The old boatman never did any thing as other people did it; and though Noddy had put on the best face he could assume to meet the shock of the accusation which he was confident would be brought against him, Ben said not a word about the boat-house. He did not seem to be aware that it had been burned. He ate his dinner in his usual cheerful frame of mind, and talked of swamp pinks, suggested by the branch which the young reprobate had brought into the servants' hall.

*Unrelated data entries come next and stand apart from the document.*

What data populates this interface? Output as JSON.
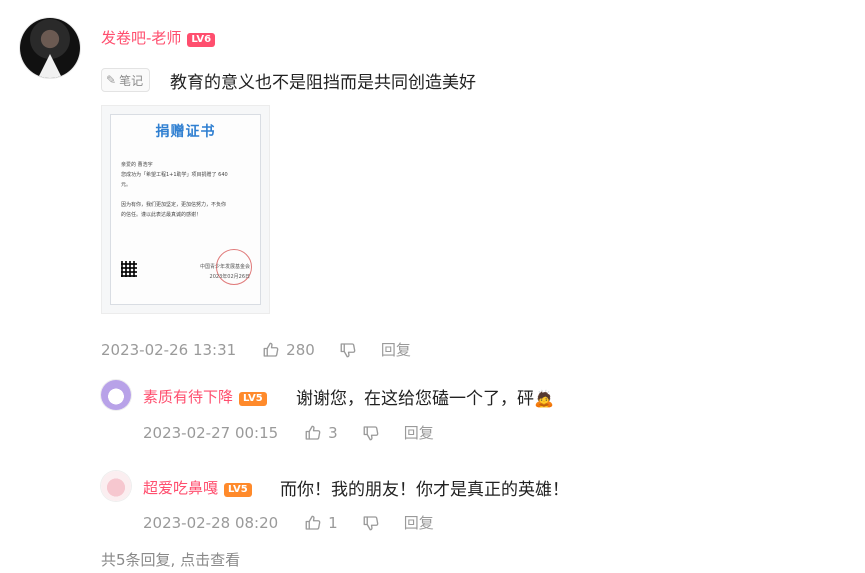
{
  "main_comment": {
    "author": "发卷吧-老师",
    "level": "LV6",
    "note_tag": "笔记",
    "text": "教育的意义也不是阻挡而是共同创造美好",
    "time": "2023-02-26 13:31",
    "likes": "280",
    "reply_label": "回复",
    "certificate": {
      "title": "捐赠证书",
      "line1": "亲爱的 曹浩宇",
      "line2": "您成功为「希望工程1+1助学」项目捐赠了 640",
      "line3": "元。",
      "line4": "因为有你，我们更加坚定，更加信努力，不负你",
      "line5": "的信任。谨以此表达最真诚的感谢！",
      "org": "中国青少年发展基金会",
      "date": "2023年02月26日"
    }
  },
  "replies": [
    {
      "author": "素质有待下降",
      "level": "LV5",
      "text": "谢谢您，在这给您磕一个了，砰",
      "emoji": "🙇",
      "time": "2023-02-27 00:15",
      "likes": "3",
      "reply_label": "回复"
    },
    {
      "author": "超爱吃鼻嘎",
      "level": "LV5",
      "text": "而你！我的朋友！你才是真正的英雄！",
      "time": "2023-02-28 08:20",
      "likes": "1",
      "reply_label": "回复"
    }
  ],
  "more_replies": "共5条回复, 点击查看",
  "colors": {
    "username": "#ff4e6e",
    "level_lv6": "#ff4e6e",
    "level_lv5": "#ff8a2b",
    "meta": "#9a9a9a"
  }
}
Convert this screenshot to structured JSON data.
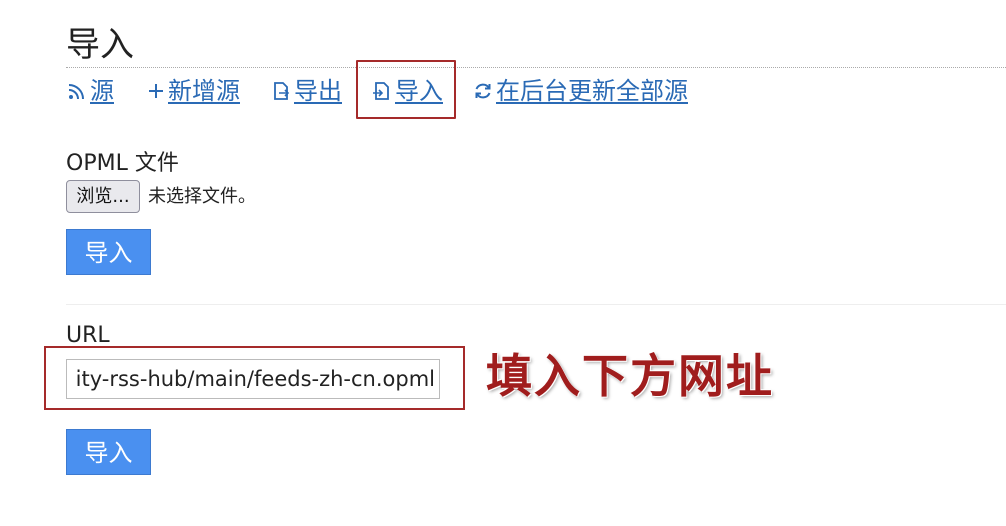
{
  "page": {
    "title": "导入"
  },
  "nav": {
    "items": [
      {
        "label": "源",
        "icon": "rss-icon"
      },
      {
        "label": "新增源",
        "icon": "plus-icon"
      },
      {
        "label": "导出",
        "icon": "file-export-icon"
      },
      {
        "label": "导入",
        "icon": "file-import-icon"
      },
      {
        "label": "在后台更新全部源",
        "icon": "refresh-icon"
      }
    ]
  },
  "opml": {
    "label": "OPML 文件",
    "browse_label": "浏览...",
    "no_file_text": "未选择文件。",
    "submit_label": "导入"
  },
  "url_section": {
    "label": "URL",
    "input_value": "ity-rss-hub/main/feeds-zh-cn.opml",
    "submit_label": "导入"
  },
  "annotation": {
    "text": "填入下方网址"
  },
  "colors": {
    "link": "#2a6ab5",
    "button": "#4a90f0",
    "highlight_border": "#a52a2a",
    "annotation_text": "#a01d1d"
  }
}
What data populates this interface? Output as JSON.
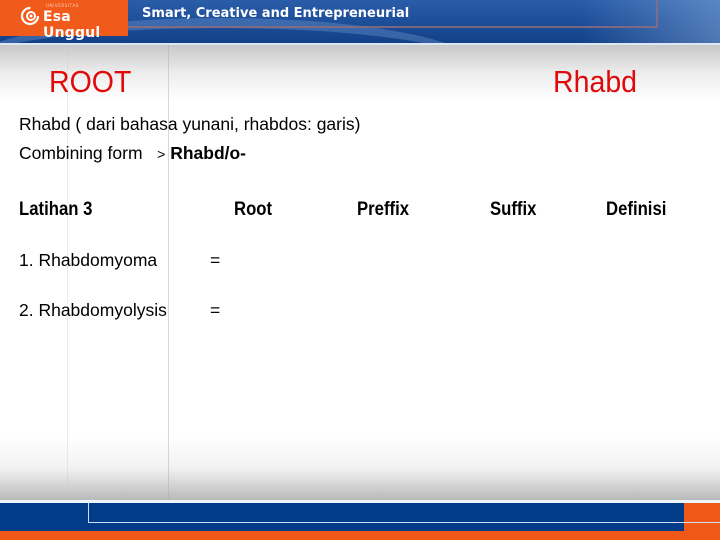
{
  "header": {
    "logo": {
      "icon": "esa-unggul-swirl-logo-icon",
      "superscript": "UNIVERSITAS",
      "name": "Esa Unggul"
    },
    "tagline": "Smart, Creative and Entrepreneurial"
  },
  "slide": {
    "title_left": "ROOT",
    "title_right": "Rhabd",
    "definition_line": "Rhabd ( dari bahasa yunani, rhabdos: garis)",
    "combining_form": {
      "label": "Combining form",
      "arrow": ">",
      "value": "Rhabd/o-"
    },
    "table": {
      "headers": [
        "Latihan 3",
        "Root",
        "Preffix",
        "Suffix",
        "Definisi"
      ],
      "rows": [
        {
          "term": "1. Rhabdomyoma",
          "equals": "="
        },
        {
          "term": "2. Rhabdomyolysis",
          "equals": "="
        }
      ]
    }
  },
  "colors": {
    "brand_orange": "#f05a1a",
    "brand_blue": "#023c88",
    "title_red": "#e00a0a"
  }
}
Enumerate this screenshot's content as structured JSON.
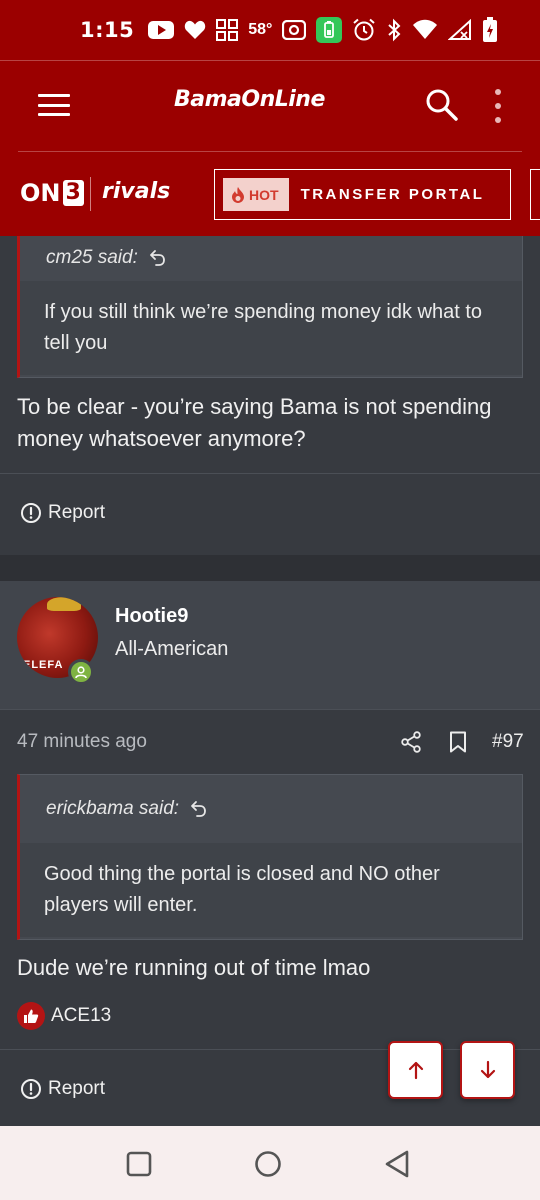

Noddy was more perplexed than he had been before that day. Why didn't the old man "pitch into him," and accuse him of kindling the fire? Why didn't he get angry, as he did sometimes, and call him a young vagabond, and threaten to horsewhip him? Ben talked of the pinks, of the weather, the crops, and the latest news; but he did not say a word about the destruction of the boat-house, or Noddy's absence during the forenoon.
After dinner, Noddy followed the old man down to the pier by the river in a state of anxiety which hardly permitted him to keep up the cheerful expression he had assumed, and which he usually wore. They reached the smouldering ruins of the building, but Ben took no notice of it, and did not allude to the great event which had occurred. Noddy was inclined to doubt whether the boat-house had been burned at all; and he would have rejected the fact, if the charred remains of the house had not been there to attest it.
Ben hobbled down to the pier, and stepped on board the Greyhound, which he had hauled up to the shore to enable him to make some repairs on the mainsail. Noddy followed him; but he grew more desperate at every step he advanced, for the old man still most provokingly refused to say a single word about the fire.
"Gracious!" exclaimed Noddy, suddenly starting back in the utmost astonishment; for he had come to the conclusion, that if Ben would not speak about the fire, he must.
The old boatman was still vicious, and refused even to notice his well-managed exclamation. Noddy thought it was very obstinate of Ben not to say something, and offer him a chance, in the natural way, to prove his innocence.
"Why, Ben, the boat-house is burned up!" shouted Noddy, determined that the old man should have no excuse for not speaking about the fire.
Ben did not even raise his eyes from the work on which he was engaged. He was adjusting the palm on his hand, and in a moment began to sew as though nothing had happened, and no one was present but himself. Noddy was fully satisfied now that the boatman was carrying out the details of some plot of his own.